Zum Fermentations-Workshop nach Vorarlberg

19.10.24: Am Samstag bin ich eingeladen zu einem Fermentations-Workshop in Vorarlberg. Die Touristikerinnen der Initiative #zäm haben mich dazu eingeladen. Der Weg führt mich nach Lustenau an den österreichischen Rhein und nach Bregenz in die Oberstadt. Dort lerne ich zwischen vielen Töpfen, Gläsern, Fässern und sonstigen Kübelagen Sanjay Bösch kennen, der uns das fermentieren von Gemüse nahebringt.

Nach dem Wechsel in den Klostergarten Marienberg lernen wir auch NIcolai Jochum kennen. Er wohnt in der alten Orangerie bzw. dem ehemaligen Pfarrhaus, Das ganze Erscheinungsbild und der optische Zustand der Gärtnerei mit vielen alten Maschinen und teils verwachsenen Pflanzen lässt darauf schließen, dass wir es mit einem alten Bauern zu tun haben. Doch Nicolai ist jung, ziemlich jung sogar.

Das alles hier ist kein Zufall. Nicolai und Sanjay stehen auch für eine neue, naturnahe, nachhaltige Landwirtschaft. Dazu gehören auch alte Maschinen. Nicht weil sie alt sind, sondern weil sie funktionieren. „Warum soll man immer was Neues kaufen, wenn es bewährtes Älteres gibt?“, fragt er. Dabei geht es nicht um Geiz – einige der Maschinen bekommt man für 50 Euro. Es geht darum, dass sie voll funktionieren, keine neue Energiebilanz aufmachen und für eine kleinteilige Landwirtschaft ausreichen. Es gefällt mir, dass die jungen Männer solche Wege gehen.
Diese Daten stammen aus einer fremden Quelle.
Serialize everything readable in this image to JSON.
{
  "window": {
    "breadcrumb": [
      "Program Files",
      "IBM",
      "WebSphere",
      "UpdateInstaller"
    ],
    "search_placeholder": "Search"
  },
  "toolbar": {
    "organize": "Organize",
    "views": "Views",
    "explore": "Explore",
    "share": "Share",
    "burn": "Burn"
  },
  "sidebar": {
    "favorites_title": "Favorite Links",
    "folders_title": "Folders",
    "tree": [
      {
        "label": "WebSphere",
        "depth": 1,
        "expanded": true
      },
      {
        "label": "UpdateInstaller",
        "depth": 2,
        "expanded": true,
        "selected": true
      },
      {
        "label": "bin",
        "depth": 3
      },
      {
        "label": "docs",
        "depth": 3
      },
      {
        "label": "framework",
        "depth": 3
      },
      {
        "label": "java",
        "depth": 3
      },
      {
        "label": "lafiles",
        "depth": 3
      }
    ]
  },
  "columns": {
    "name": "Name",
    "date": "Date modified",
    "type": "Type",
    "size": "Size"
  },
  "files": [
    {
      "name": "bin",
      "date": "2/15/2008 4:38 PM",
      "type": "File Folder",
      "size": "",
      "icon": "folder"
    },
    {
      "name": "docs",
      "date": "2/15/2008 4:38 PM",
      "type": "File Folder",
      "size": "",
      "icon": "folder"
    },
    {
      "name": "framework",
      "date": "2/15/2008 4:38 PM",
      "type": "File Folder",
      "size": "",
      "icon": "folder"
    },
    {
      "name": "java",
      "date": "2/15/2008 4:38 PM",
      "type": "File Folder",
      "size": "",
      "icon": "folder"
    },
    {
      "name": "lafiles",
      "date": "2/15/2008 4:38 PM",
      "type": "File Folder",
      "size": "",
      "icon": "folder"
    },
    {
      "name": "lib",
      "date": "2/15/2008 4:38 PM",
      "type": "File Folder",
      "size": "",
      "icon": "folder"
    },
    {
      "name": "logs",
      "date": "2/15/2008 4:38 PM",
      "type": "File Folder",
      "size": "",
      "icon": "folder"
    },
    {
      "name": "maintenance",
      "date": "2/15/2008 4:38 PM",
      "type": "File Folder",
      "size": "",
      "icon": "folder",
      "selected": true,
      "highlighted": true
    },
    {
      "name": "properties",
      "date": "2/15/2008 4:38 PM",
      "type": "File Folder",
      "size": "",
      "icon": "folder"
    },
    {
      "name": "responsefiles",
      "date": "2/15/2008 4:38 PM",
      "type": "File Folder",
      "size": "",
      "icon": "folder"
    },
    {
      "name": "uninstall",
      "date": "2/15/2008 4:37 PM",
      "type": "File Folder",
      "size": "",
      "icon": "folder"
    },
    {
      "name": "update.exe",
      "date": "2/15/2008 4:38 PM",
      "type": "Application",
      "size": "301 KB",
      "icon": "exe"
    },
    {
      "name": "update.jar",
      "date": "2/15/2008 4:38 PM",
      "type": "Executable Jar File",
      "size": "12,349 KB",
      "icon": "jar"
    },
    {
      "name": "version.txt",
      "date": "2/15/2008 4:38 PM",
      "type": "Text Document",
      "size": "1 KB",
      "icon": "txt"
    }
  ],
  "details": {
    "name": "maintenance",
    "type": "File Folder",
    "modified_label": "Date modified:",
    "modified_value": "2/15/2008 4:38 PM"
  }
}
Die gesamte Veranstaltung wird für mich zum hochinteressanten Erlebnis mit einmaligen Begegnungen. Wir nutzen den Oktobertag, um unter freiem Himmel ein Kimchi mit Kohl aus dem Klostergarten zuzubereiten. Gerne berichte ich darüber im Artikel Fermentations-Workshop: Öffne deinen Spirit und dein Kimchi.

Ursprünglich wollte ich gleich ein paar Tage in Bregenz bleiben, aber da ich nicht gut genug vorbereitet bin, nehme ich meinen PKW und fahre Abends wieder zurück.

20.10.24: Heute ist insofern ein besonderer Tag, als es der Geburtstag meines verstorbenen Vaters ist und auch der Gedenktag des heiligen Wendelin, dessen Geist ich in den letzten Jahren viel nachgegangen bin. Mit Freunden habe ich unzählige Kirchen und Kapellen besucht, um der Verehrung des Bauernheiligen nachzuspüren. Ein Beispiel für solche Orte am Bodensee ist Hagnau. An der Pfarrkirche St. Johannes gibt es im Vorhof eine Statio mit einer Wendelins-Figur.

Das passt insofern zu meinem Thema Kulinarik am Bodensee, weil die volkstümliche Religiosität der Region das Zusammenspiel von Landwirtschaft und Schöpfungsliebe ausdrückt. Mit der Industrialisierung wurde das zurückgedrängt, aber die Menschen besinnen sich wieder auf einen natürlichen Umgang mit Pflanzen und Tieren.

Sonne, Licht und goldener Oktober

21.10.24: Heute ist ein sonniger Tag. Endlich. So kann ich die ersten Fotos vom Exterieur meines Carado I 338 machen. Ich verbinde das ganze mit der ersten Versorgung und fahre zur V/E-Station am Klärwerk in Pfullendorf, um Frischwasser zu tanken und Grau- und Schwarzwasser zu entsorgen.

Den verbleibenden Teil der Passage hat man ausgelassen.